2019 has been an eventful year for ONE Championship. Two Grand Prix tournaments, a slew of titles changing hands, and new trails blazed across the continent.
And if you were looking to dish out a promotional ‘Fighter of the Year’ award among all of that, it would be pretty difficult, almost impossible, to overlook newly crowned lightweight champion Christian Lee.
‘The Warrior’ has had a stellar 12 month stretch. It began in January with a savage first-round TKO against Edward Kelly. It went to another level in May, when he upset Japanese grappling legend Shinya Aoki to get his first taste of title glory.
To cap things off, Lee stepped in on just 10 days’ notice as an injury replacement to dominate highly-favoured prospect Saygid Arslanaliev in the final of ONE’s inaugural Lightweight Grand Prix, adding another belt to his collection.
Ironically enough, the winner of that tournament was to be awarded a title shot against the champion – which is, of course, himself.
It’s tempting to call Lee’s recent run career-defining until you realize he’s still just a tender 21-year-old.
Entering 2020, there’s almost little left to achieve for Lee, at least at that weight class, making his intentions to next step back down to the division where he began his professional career all the more understandable.
Not only does it present a chance to add another title to his name while he awaits for a new challenge to his lightweight strap, it doubles as a redemption mission.
“I feel like I have some unfinished business in the featherweight division,” said Lee.
“So, in the meantime, while I’m waiting for a lightweight contender, we could possibly see a world title match coming up in the featherweight division.”
The only two legitimate losses of Lee’s professional career have been at featherweight, and both came against current champion Martin Nguyen.

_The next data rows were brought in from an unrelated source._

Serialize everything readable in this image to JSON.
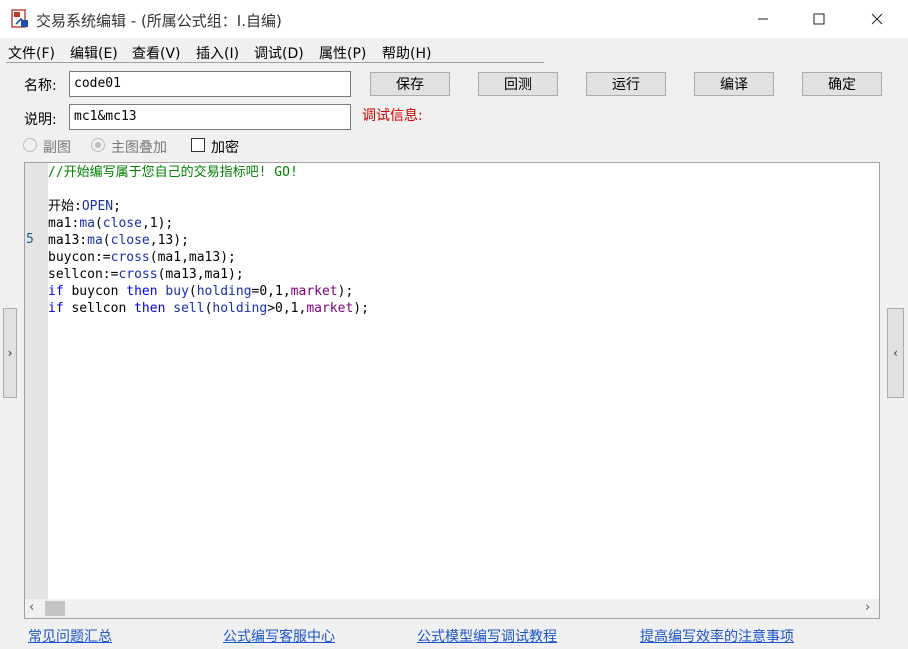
{
  "window": {
    "title": "交易系统编辑 - (所属公式组：I.自编)",
    "minimize_icon": "minimize-icon",
    "maximize_icon": "maximize-icon",
    "close_icon": "close-icon"
  },
  "menu": {
    "items": [
      "文件(F)",
      "编辑(E)",
      "查看(V)",
      "插入(I)",
      "调试(D)",
      "属性(P)",
      "帮助(H)"
    ]
  },
  "form": {
    "name_label": "名称:",
    "name_value": "code01",
    "desc_label": "说明:",
    "desc_value": "mc1&mc13",
    "debug_label": "调试信息:"
  },
  "buttons": {
    "save": "保存",
    "backtest": "回测",
    "run": "运行",
    "compile": "编译",
    "confirm": "确定"
  },
  "options": {
    "sub_chart": "副图",
    "main_overlay": "主图叠加",
    "encrypt": "加密",
    "main_overlay_checked": true,
    "encrypt_checked": false
  },
  "editor": {
    "line_number": "5",
    "lines": [
      [
        [
          "c-comment",
          "//开始编写属于您自己的交易指标吧! GO!"
        ]
      ],
      [],
      [
        [
          "c-id",
          "开始:"
        ],
        [
          "c-fn",
          "OPEN"
        ],
        [
          "c-id",
          ";"
        ]
      ],
      [
        [
          "c-id",
          "ma1:"
        ],
        [
          "c-fn",
          "ma"
        ],
        [
          "c-id",
          "("
        ],
        [
          "c-fn",
          "close"
        ],
        [
          "c-id",
          ",1);"
        ]
      ],
      [
        [
          "c-id",
          "ma13:"
        ],
        [
          "c-fn",
          "ma"
        ],
        [
          "c-id",
          "("
        ],
        [
          "c-fn",
          "close"
        ],
        [
          "c-id",
          ",13);"
        ]
      ],
      [
        [
          "c-id",
          "buycon:="
        ],
        [
          "c-fn",
          "cross"
        ],
        [
          "c-id",
          "(ma1,ma13);"
        ]
      ],
      [
        [
          "c-id",
          "sellcon:="
        ],
        [
          "c-fn",
          "cross"
        ],
        [
          "c-id",
          "(ma13,ma1);"
        ]
      ],
      [
        [
          "c-kw",
          "if"
        ],
        [
          "c-id",
          " buycon "
        ],
        [
          "c-kw",
          "then"
        ],
        [
          "c-id",
          " "
        ],
        [
          "c-fn",
          "buy"
        ],
        [
          "c-id",
          "("
        ],
        [
          "c-fn",
          "holding"
        ],
        [
          "c-id",
          "=0,1,"
        ],
        [
          "c-mk",
          "market"
        ],
        [
          "c-id",
          ");"
        ]
      ],
      [
        [
          "c-kw",
          "if"
        ],
        [
          "c-id",
          " sellcon "
        ],
        [
          "c-kw",
          "then"
        ],
        [
          "c-id",
          " "
        ],
        [
          "c-fn",
          "sell"
        ],
        [
          "c-id",
          "("
        ],
        [
          "c-fn",
          "holding"
        ],
        [
          "c-id",
          ">0,1,"
        ],
        [
          "c-mk",
          "market"
        ],
        [
          "c-id",
          ");"
        ]
      ]
    ]
  },
  "side_tabs": {
    "left_icon": "chevron-right-icon",
    "right_icon": "chevron-left-icon"
  },
  "links": {
    "faq": "常见问题汇总",
    "service": "公式编写客服中心",
    "tutorial": "公式模型编写调试教程",
    "tips": "提高编写效率的注意事项"
  }
}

“Right now, I’m in a spot where there’s no clear contender, because the winner of the Grand Prix was supposed to go on to fight the champ. With me winning that, there’s nobody. So, I’m just training my butt off, staying ready for whoever’s next, and I think I’ve got my eye on a third belt.”
Arslanaliev’s tear through the division, which included three consecutive first-round finishes, had many penciling his name in to secure the Grand Prix and be the next to step up to the plate.
The promotion sent out an SOS looking for a replacement fighter following an injury to Eddie Alvarez and Lee answered the call, escalated that particular process. At ONE: ‘Century’ part I the Russian’s hype train was brought to a sudden halt.
“It was great. As the champion, I should be ready to face anyone. That’s just how I feel a titleholder should be. So, 10 days notice I stepped in there and I derailed the number one contender and the guy I felt was the most dangerous contender, with all of his KOs. It was a big test and I’m happy I was able to overcome it.”
While clearly harbouring featherweight ambitions, Lee still sees plenty of potential opponents at lightweight. Among them the slew of fighters who were forced out of the Grand Prix.
“Everyone who was in the Grand Prix who didn’t lose but just got struck with injury would be up there. Ariel Sexton, Timofey Nastyukhin. Then you have Shinya Aoki who’s been on a win streak and Eddie Alvarez. Between those names I can see them fighting off, maybe another mini Grand Prix to see who’s ready for the belt.”
One prospect for 2020 that has Lee hugely enthused is ONE holding their debut event on US soil, a market they appear determined to breach.
The North American native has every intention of spearheading that charge and is already salivating at the chance of being part of the feature act.
“I am absolutely looking to be the first person to headline a card in the U.S.,” said Lee, who is also of Singaporean, Chinese, and Korean heritage.
Lee has proven popular in Singapore, the country of his father’s birth. But he is an American citizen and would love nothing more than to compete on a ONE Championship card there.
“I live in Hawaii. I’m a U.S. citizen and I’m proud to represent the U.S. and Singapore. You can represent whichever country you want to and I have roots in both places, so whether it’s Hawaii or New York City, I’d love to be the front runner for that.”
Until that time comes, you can be sure Lee will be putting in long hours at his family’s gym, United MMA in Waipio. With his world champion sister Angela Lee, brother in law and fellow ONE fighter Bruno Pucci, and head trainer/father Ken on hand, there’s no chance of any complacency setting in off the back of his landmark year.
“I can’t sit still. As soon as I come back from a fight, as soon as my body heals up I’m back in the gym. I’m teaching classes every single day, running the gym in Hawaii, and I’m just addicted to training. I love working hard and whatever comes next I’ll be ready. I’m just living the dream and training as hard as I can.”